Global public debt in 2024 is expected to reach over $100 trillion (about 93% of global GDP), according to the IMF. By 2030, the IMF says global public debt is likely to reach 100%.

The pandemic led to extreme levels of borrowing and countries had to bump up public spending to stabilize their economies. Average fiscal deficit* rose from 3% of GDP before the pandemic to around 8% during the pandemic​.

*Fiscal deficit occurs when a government’s expenditures exceed its revenues.

However, many of the world’s major economies have struggled to bring spending back under control, which is what the IMF is concerned about.

Worst-case scenario

To further illustrate this growing risk, in a “severely adverse scenario,” global debt could surge even more.

In a worst-case scenario, the IMF said global public debt could balloon to 115% of GDP in just three years – about 20% more than currently projected.

The reasons for this increase could include:

  • Slower economic growth,
  • Tougher borrowing conditions,
  • Fiscal slippages, and
  • Uncertainty about future policies.

“Unforgiving combination of low growth and high debt”

Kristalina Georgieva, Managing Director of the IMF, said at the 2024 IMF and World Bank Group Annual Meetings last week:

“Our forecasts point to an unforgiving combination of low growth and high debt – a difficult future.”

“The picture is made more troubling by high and rising public debt—way higher than before the pandemic, even after the brief but significant fall in debt-to-GDP as inflation lifted nominal GDP,” Georgieva added.

The IMF confirmed that the US and China are key contributors to the global rise in public debt.

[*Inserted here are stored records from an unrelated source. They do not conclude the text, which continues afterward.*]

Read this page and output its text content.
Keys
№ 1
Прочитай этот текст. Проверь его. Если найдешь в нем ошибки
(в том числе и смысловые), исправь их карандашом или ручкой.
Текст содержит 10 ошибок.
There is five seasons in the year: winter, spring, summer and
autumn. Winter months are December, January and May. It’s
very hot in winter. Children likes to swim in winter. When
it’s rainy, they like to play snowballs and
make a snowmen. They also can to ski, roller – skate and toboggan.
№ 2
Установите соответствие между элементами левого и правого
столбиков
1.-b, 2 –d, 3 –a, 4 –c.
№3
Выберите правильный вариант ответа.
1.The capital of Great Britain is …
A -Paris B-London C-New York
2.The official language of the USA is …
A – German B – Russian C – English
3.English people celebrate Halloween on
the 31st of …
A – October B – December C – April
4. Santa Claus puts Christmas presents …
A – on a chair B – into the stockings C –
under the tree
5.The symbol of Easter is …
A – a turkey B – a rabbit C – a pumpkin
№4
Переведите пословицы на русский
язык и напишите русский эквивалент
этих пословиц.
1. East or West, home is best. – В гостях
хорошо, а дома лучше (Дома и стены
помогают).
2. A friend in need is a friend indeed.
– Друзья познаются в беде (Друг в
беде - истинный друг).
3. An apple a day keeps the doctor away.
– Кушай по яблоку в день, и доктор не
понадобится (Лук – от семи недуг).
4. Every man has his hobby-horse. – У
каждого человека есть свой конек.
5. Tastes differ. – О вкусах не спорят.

Both countries have ramped up borrowing, pushing overall debt levels higher. Given the major size and influence of these two major economies, they have a substantial impact on global debt trends.

Georgieva also pointed to low-income countries facing tough budget choices. Fiscal space (the ability of a government to borrow or spend without compromising financial stability) contracts disproportionately more in low-income countries.

“Just look at the frightening evolution of the interest-to-revenue ratio over time. We can immediately see how the tough spending choices have become tougher with higher debt payments. Schools or climate? Digital connectivity or roads and bridges? That is what it comes down to,” Georgieva said.